Замок был окутан тьмой, сад дышал, как большой лохматый зверь, трава была влажной от росы. Я побрела в ней, не разбирая дороги, положилась на ту часть мозга, в которой поселилось безумие.

Если бы оно довело меня до дортуара, я бы не возражала. Но ноги понесли меня к левой части живой изгороди – туда, где была дыра, о которой сказал Саксофон.

Дыра была узкой. Я оборвала с нее виноградные усики и выглянула наружу. Наверное, так из своего рая выглядывали когда-то Адам и Ева, еще не зная, что возврата не будет.

А я это знала наверняка.

Как знала и то, что потом, когда достаточно обожгу свой любопытный нос незнакомым воздухом, поднимусь на самую высокую башню и…

– Давай руку! – услышала я голос по ту сторону живой изгороди.

Мне нужно было бежать назад. Но я не побежала. И руку не дала.

Вылезла сама, приходя в ужас от того вида, который имела: в халате, в больничных тапках.

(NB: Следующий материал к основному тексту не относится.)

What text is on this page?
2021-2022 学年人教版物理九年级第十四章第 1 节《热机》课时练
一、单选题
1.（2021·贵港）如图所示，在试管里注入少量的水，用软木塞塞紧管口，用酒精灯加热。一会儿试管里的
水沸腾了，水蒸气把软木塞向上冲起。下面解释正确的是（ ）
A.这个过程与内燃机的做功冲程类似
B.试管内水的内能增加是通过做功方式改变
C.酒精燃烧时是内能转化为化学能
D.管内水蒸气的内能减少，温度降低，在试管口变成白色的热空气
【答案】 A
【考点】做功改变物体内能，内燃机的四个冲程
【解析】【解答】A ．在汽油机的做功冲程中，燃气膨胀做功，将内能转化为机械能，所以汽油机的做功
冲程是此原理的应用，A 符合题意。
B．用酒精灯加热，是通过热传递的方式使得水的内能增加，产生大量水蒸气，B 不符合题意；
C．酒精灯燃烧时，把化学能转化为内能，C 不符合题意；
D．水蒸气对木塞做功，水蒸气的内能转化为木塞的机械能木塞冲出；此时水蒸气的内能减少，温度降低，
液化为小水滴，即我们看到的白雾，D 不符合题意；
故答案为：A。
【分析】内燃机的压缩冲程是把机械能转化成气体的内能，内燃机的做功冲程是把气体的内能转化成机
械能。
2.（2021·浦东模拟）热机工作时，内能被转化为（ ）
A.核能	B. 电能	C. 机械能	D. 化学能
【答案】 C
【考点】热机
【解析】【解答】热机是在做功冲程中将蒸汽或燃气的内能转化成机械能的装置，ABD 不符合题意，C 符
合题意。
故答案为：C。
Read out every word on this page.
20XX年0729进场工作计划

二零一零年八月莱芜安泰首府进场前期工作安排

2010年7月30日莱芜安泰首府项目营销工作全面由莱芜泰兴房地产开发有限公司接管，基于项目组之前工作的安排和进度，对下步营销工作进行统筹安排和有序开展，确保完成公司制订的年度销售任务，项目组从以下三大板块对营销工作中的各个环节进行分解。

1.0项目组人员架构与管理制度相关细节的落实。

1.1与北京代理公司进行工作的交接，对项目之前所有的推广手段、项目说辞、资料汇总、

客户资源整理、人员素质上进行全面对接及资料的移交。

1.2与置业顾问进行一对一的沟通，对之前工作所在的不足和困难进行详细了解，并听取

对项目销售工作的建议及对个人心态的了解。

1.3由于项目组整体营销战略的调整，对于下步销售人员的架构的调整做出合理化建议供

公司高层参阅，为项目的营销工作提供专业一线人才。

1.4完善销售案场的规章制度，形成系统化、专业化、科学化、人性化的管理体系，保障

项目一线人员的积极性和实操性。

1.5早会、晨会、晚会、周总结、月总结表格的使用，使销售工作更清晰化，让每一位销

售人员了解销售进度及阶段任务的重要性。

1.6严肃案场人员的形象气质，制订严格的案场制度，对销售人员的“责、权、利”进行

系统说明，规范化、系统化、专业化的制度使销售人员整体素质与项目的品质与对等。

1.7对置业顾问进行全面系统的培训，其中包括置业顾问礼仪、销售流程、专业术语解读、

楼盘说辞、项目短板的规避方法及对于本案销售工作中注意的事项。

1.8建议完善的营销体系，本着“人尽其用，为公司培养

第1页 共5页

Людоед сидел на траве. Рядом стоял его железный конь – огромный мотоцикл, которого я испугалась больше, чем его самого.

– Долго же пришлось ждать… – сказал людоед.

Я присела рядом и уставилась в землю, охваченная дрожью. Зубы мои стучали, челюсти свело, слова пропали.

Он сделал какое-то движение, и на мои плечи легла тяжелая кожаная куртка.

– Ты дрожишь, – сказал он. – Не бойся, я тебя не съем и не изнасилую. Как тебя зовут?

– П… а… т – еле выговорила я.

– Что?

– Пат…

– Ты шутишь? Пат? Ты сказала – Пат?

Я кивнула, кутаясь в кожу.

– Ну, пусть будет Пат, – усмехнулся он. – У меня тоже имечко еще то… Но друзья зовут меня Ланц. Так короче. Значит, ты – Пат, я – Ланц.

Он произнес это трижды, показывая пальцем на меня, потом на себя: «Ты – Пат, я – Ланц!» – и рассмеялся:

– Так Робинзон Крузо знакомился с Пятницей!

Робинзона Крузо я знала, эта книга была в нашей библиотеке в полном объеме, без единого изъятия, ведь в ней шла речь о борьбе за жизнь.

– Ну, что будем делать, Пат? – спросил он.

Я сидела как истукан. Откуда мне знать, что он собирается делать?

– Покатаемся? – снова задал он вопрос, показывая глазами на свою двухколесную машину.

Это был не «мерседес», не кабриолет, не золотая коляска в форме лебедя.

На мне не было свадебного платья и венка из флердоранжа. То есть всего того, в чем выезжают девушки за пределы этих ворот.